The dancing was variable, ranging from slightly better than high school prom quality to not quite ready to enter a real competition. Teams had the choice of the Waltz or the Cha Cha Cha, and while no one truly embarrassed themselves in terms of screwing up, but a couple of these people shouldn't be allowed on a dance floor unless they're the ones getting married. Evander Hollyfield gave a particularly poor performance, mainly standing in place moving his arms and occasionally his feet while his partner Edyta moved around him. Allegedly he was doing the Cha Cha Cha. The dance that Rachel Hunter and Jonathon Roberts were doing was allegedly the Waltz, but it looked to ballet like for my definition of the Waltz. The worst judges' assessment waited for Kelly Monaco who was described as looking too stiff, "as if someone had died." The best dancers may have been the teams Joey McIntyre and Ashley Delgrosso and John O'Hurley and Charlotte Jorgenson (although I at least was impressed with Trista and Louis).
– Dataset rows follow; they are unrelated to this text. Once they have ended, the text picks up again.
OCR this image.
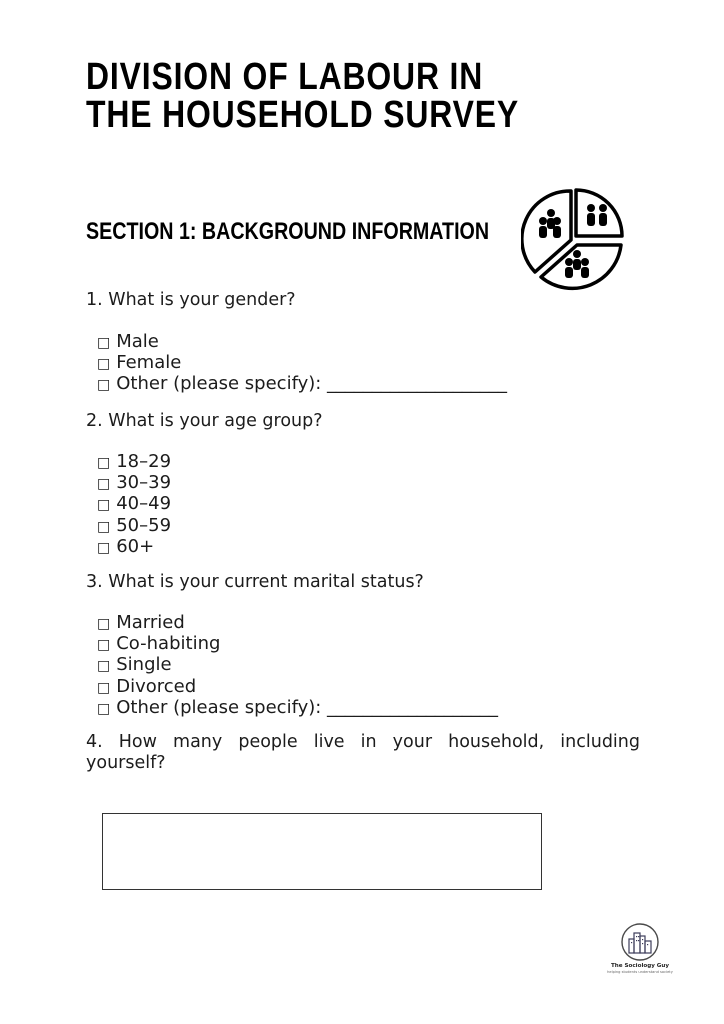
DIVISION OF LABOUR IN
THE HOUSEHOLD SURVEY
SECTION 1: BACKGROUND INFORMATION

1. What is your gender?

□ Male
□ Female
□ Other (please specify): ____________________

2. What is your age group?

□ 18–29
□ 30–39
□ 40–49
□ 50–59
□ 60+

3. What is your current marital status?

□ Married
□ Co-habiting
□ Single
□ Divorced
□ Other (please specify): ___________________

4. How many people live in your household, including yourself?

The Sociology Guy
helping students understand society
There were few if any problems with the live broadcast. There were a couple of times when Bergeron tried to talk over the crowd and the crowd won, and one incident where a camera literally lost a pair of dancers in the flare from a footlight, but those sort of things can almost be expected in a first broadcast. The judges were relatively mild in their assessments of the teams. There are no Simons in this group: the meanest comment was when Len said of some team: "A garden needs a mix of lawn and flowers. You were all lawn." It says something however that I can't remember which team he said it of.

I can see the appeal of Dancing With The Stars. Ballroom Dancing is a beautiful thing and even sensual thing when you're doing it (the dancing generations of the '50s and '60s have a lot to answer for), and if there's a market for hours of figure skating in the winter, then there should be a market for this. The trouble is that I don't know what that market is, and whether they'll be watching in sufficient numbers to give this show the ratings it would need to survive. The problem isn't that the people are "B" or even "C" list celebrities - on the whole television doesn't attract "A" list celebs at the best of times and this show isn't going to make a breakthrough in that area (well Robert Duval might be interested - he's a major fan of ballroom dancing to the point where he taught Waltz classes on the set of Lonesome Dove) - and loathe though I am to say it, the problem isn't Bergeron. The reason I don't expect the show to succeed is simply that it doesn't have the excitement and fire of an American Idol or the dramatic tension of a Survivor or even a Hell's Kitchen. Worse, despite the success of Shall We Dance? I don't believe there's as much interest in Ballroom Dancing in North America as there is in Britain and Australia. All of which saddens me slightly because unlike a show like The WB's Beauty And The Geek which also debuted Wednesday night (and which I'll review tomorrow after it re-airs) it at least has the advantage of originality.